Old french is very phonetic. That's why you find so many spelling for the same word, even in the same text.

Additionally, the texts were written to be declaimed in public, repeated from crieur(!) to troubadour. So prosody was significant.

Froissard would not have bothered to write, especially the Chronicles, in vulgar, as opposed to latim, much more easy to read and write because standardised, without a very good reason. It was the Royal propaganda directed to a public which was unable to read, before TV and microphones. So you can be sure that the prosody (rhythm, stress, intonation, music,...) was well studied and gives every possible indication about how and what to read.

The best way to grasp old french pronunciation is probably for you to take a small part of a text/poem, try to find out its music, put your tongue back in your mouth, and start chant it with neat stops between words. It is almost impossible to read it wrong!

*Là, fut un mons et un tas de Flamands occis, moult long et moult haut.*

moult-e long é moult-e h-a-ou-l-t -- how could it be otherwise:

If long [<longus] et haut [<altus] have the same phonetic envelope, then haut could not be the single o it is today. It should start with something strong, hence the h which was audible. And the au did not yet merged in a single phoneme but was a sliding diphtong. Note that the L was pronounced from the far back of the mouth, like in Portuguese, and was sounding like a u [cf. un cheval[-au], des chevals[-aus]], hence alt>*hau(l)t* and mult>*moult* [> modern, mou].
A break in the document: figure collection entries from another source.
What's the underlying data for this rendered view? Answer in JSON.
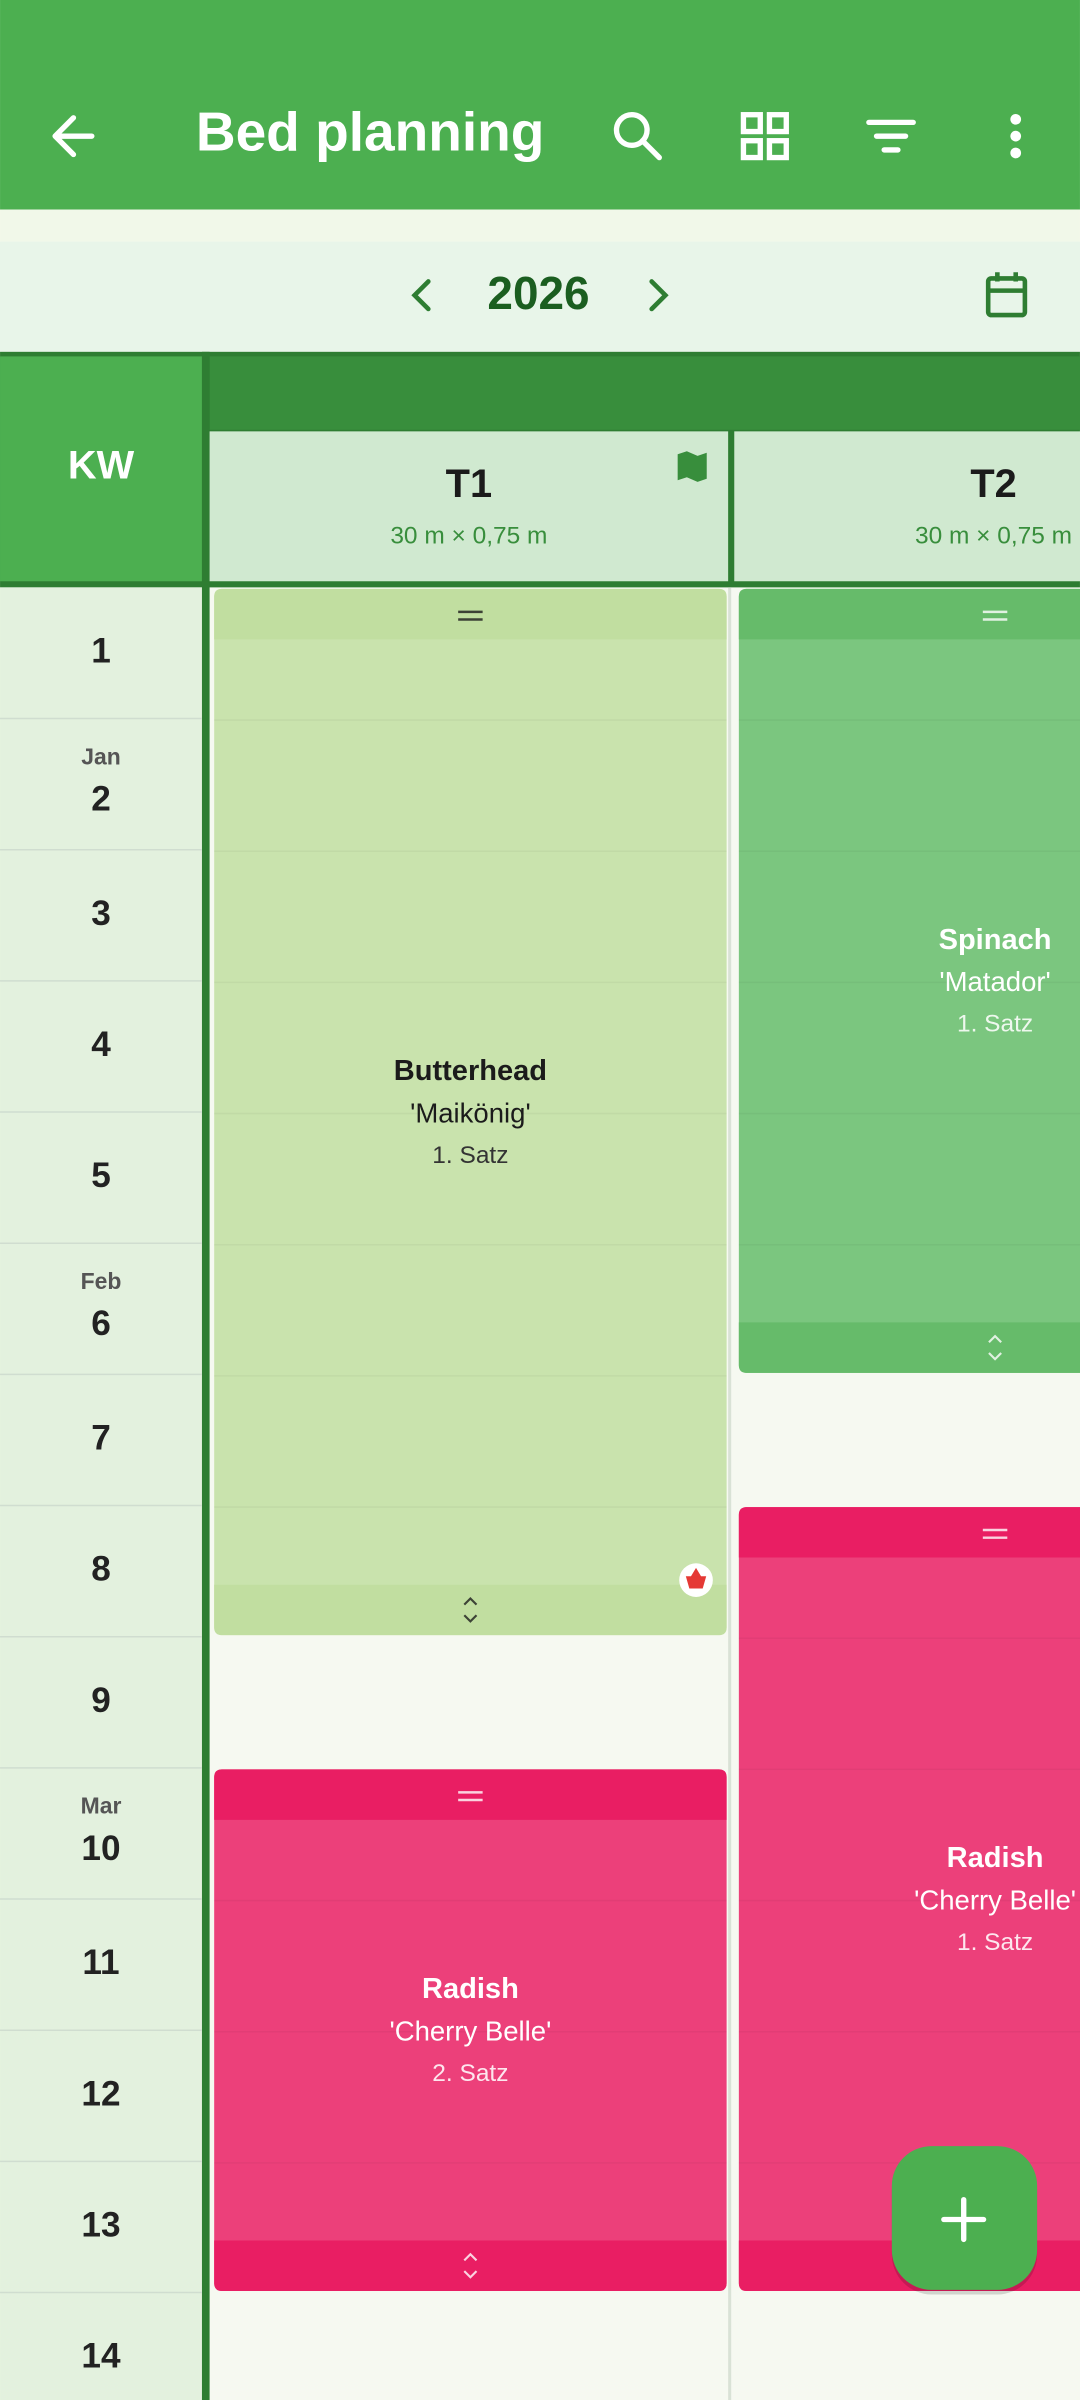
{
  "app_bar": {
    "title": "Bed planning"
  },
  "year_nav": {
    "year": "2026"
  },
  "grid": {
    "week_header": "KW",
    "weeks": [
      {
        "number": "1"
      },
      {
        "month": "Jan",
        "number": "2"
      },
      {
        "number": "3"
      },
      {
        "number": "4"
      },
      {
        "number": "5"
      },
      {
        "month": "Feb",
        "number": "6"
      },
      {
        "number": "7"
      },
      {
        "number": "8"
      },
      {
        "number": "9"
      },
      {
        "month": "Mar",
        "number": "10"
      },
      {
        "number": "11"
      },
      {
        "number": "12"
      },
      {
        "number": "13"
      },
      {
        "number": "14"
      }
    ],
    "beds": [
      {
        "name": "T1",
        "size": "30 m × 0,75 m"
      },
      {
        "name": "T2",
        "size": "30 m × 0,75 m"
      }
    ],
    "plantings": [
      {
        "crop": "Butterhead",
        "variety": "'Maikönig'",
        "succession": "1. Satz"
      },
      {
        "crop": "Radish",
        "variety": "'Cherry Belle'",
        "succession": "2. Satz"
      },
      {
        "crop": "Spinach",
        "variety": "'Matador'",
        "succession": "1. Satz"
      },
      {
        "crop": "Radish",
        "variety": "'Cherry Belle'",
        "succession": "1. Satz"
      }
    ]
  }
}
With such a sounding sentence, nor time nor Chinese whispers could never make to forget the Flemishs were killed by the King, in big lots, and all big guys.

You can check in the introduction of modern editions of old french texts where they explain about the specifics of the pronunciation, grammar, syntax specific to the text/author/period/dialect. You may not find the exact word your are looking at, but you will be redirected to similar cases from which you can generalise.

You will also find useful to consult dictionaries and word indexes. They usually mention variants inside and outside the text. Remembering the spelling was not random, and that the reference was the speech, not the written like today, these will give you as many indications about the way old french was spoken.

But the guide you will find are very general because, as a matter of fact, old french is an accurate phonetic transcription.